Of course there are plenty of reasons to convert to power windows, including the appeal of owning a fully loaded car, or just looking cool in general. Beyond the convenience factor, installing power windows into a car that’s almost half a century old can help eliminate a few hurdles.
Using our ’64 Chevelle two-door hardtop—a car that came to us with the doors half-gutted—as an example, we can offer the first tip. Try to start with an intact door complete with all of its innards. Intact means all of the parts you’ll need to reuse are in place, and factory adjustments can be marked and noted before disassembly. Otherwise you’ll be playing the “try to figure it out game.” If so, don’t worry, the game’s instructions can be found in either a parts or shop manual, we used both. The next tip is: Don’t buy junk—by junk, we mean inferior parts that don’t fit and aren’t worth the labor to put them in. Some excellent power window kits are on the market, and Electric-Life is one of the brands that offers a high-quality system. For our ’64 Chevelle we installed Electric-Life’s GM87-K kit engineered to fit ’64-67 Chevelles and El Caminos. The kit comes with minimal instructions, but it does mention the three different positions for adjusting the down stop. We unscrewed the bolt, and placed it at the top position.

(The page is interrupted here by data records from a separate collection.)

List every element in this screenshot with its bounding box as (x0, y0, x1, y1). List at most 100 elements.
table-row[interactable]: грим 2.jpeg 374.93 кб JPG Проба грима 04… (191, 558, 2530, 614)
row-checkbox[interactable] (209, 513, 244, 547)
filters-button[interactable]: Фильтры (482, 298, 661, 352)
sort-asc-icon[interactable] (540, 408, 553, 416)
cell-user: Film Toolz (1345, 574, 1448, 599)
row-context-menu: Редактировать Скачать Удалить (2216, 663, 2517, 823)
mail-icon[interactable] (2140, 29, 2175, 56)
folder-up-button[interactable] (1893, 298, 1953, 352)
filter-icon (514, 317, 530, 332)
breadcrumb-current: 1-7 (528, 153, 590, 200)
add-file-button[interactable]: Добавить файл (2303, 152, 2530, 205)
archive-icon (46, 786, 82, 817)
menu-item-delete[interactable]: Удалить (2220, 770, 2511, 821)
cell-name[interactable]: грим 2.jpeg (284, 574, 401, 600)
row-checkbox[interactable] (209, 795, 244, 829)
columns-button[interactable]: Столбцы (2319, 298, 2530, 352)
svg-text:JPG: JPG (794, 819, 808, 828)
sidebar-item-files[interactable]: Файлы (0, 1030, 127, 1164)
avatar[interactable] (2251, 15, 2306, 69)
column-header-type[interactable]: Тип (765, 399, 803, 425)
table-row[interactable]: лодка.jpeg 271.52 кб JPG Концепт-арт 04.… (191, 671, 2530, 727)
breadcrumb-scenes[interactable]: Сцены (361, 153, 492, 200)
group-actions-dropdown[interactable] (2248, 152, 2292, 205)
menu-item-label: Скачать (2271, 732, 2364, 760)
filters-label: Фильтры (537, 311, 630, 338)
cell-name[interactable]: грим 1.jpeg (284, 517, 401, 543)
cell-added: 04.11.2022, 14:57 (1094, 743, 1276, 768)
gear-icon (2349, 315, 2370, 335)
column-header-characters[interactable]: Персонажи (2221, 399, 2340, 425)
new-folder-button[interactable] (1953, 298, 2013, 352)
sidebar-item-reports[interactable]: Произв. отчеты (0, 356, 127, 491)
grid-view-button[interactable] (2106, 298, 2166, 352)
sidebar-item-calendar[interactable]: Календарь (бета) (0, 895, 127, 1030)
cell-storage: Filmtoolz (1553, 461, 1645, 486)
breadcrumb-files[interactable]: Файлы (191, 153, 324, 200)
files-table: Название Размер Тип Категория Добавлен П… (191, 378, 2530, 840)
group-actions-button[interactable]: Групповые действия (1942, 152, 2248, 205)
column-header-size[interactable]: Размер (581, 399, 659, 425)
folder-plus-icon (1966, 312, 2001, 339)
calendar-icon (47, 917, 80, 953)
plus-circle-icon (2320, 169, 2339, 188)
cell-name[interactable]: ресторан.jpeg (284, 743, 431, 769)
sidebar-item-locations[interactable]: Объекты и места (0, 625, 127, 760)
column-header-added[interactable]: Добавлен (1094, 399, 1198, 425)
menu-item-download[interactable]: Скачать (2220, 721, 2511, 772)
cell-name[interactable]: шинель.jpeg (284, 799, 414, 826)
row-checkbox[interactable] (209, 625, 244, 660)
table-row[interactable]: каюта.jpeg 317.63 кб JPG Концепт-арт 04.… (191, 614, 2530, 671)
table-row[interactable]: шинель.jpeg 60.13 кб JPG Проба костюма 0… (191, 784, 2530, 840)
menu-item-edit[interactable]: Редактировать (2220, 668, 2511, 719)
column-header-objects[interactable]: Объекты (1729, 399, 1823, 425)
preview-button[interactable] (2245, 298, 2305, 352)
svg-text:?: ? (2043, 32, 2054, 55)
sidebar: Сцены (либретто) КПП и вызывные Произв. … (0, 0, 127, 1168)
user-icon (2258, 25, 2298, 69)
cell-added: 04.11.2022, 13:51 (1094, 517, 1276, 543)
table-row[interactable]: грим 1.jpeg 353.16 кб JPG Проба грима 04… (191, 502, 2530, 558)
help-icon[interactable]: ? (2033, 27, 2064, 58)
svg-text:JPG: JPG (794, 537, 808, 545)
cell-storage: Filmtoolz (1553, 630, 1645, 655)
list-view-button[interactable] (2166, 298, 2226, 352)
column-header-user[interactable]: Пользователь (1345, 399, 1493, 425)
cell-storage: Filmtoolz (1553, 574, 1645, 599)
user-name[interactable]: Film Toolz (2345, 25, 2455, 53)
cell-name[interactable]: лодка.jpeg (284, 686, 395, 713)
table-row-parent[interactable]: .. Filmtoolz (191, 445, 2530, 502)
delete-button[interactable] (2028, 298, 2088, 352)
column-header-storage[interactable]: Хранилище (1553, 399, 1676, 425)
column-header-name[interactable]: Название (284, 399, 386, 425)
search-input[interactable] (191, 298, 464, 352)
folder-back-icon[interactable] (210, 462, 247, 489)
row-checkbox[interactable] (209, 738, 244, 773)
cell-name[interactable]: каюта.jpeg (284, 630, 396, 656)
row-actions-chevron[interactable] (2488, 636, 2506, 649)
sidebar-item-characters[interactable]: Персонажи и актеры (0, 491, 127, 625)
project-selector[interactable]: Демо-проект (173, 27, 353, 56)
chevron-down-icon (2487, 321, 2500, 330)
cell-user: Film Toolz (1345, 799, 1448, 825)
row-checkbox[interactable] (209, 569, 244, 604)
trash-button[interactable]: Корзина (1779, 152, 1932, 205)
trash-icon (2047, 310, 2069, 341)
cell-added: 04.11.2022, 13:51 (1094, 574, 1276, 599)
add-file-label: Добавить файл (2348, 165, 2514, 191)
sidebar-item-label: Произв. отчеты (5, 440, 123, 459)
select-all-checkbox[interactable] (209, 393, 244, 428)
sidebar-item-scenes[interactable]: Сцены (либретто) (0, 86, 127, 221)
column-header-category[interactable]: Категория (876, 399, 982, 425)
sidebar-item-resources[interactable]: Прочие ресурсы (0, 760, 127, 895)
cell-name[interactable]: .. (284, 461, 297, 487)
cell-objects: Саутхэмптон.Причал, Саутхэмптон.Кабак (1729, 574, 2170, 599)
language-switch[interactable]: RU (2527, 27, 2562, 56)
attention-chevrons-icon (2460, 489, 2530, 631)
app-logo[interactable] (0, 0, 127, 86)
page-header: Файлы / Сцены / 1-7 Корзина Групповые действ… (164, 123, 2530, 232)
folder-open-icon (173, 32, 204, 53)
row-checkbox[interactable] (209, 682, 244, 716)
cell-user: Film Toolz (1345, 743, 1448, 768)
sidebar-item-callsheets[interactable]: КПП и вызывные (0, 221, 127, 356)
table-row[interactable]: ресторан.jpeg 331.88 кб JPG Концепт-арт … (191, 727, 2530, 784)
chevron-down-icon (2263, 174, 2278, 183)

Remember it’s always a good idea to test one’s progress as a project moves along. It’s that old check twice, install once philosophy. For instance we ran 12V juice to the window motors to ensure the windows operated properly (up and down) before we installed the door panels. Also it’s a good idea one knows for sure what they’ve identified as up and down in the wiring, and making sure the switch isn’t reversed.
Before you begin to pull everything apart, be sure to mark the factory adjustment, and you should do just fine. Another thing, should the windows flunk the garden hose test after you’ve completed the job, don’t worry, these cars tend to be a little tough to get the correct fit the first time. It might take a little tinkering, but you will get things to seal up.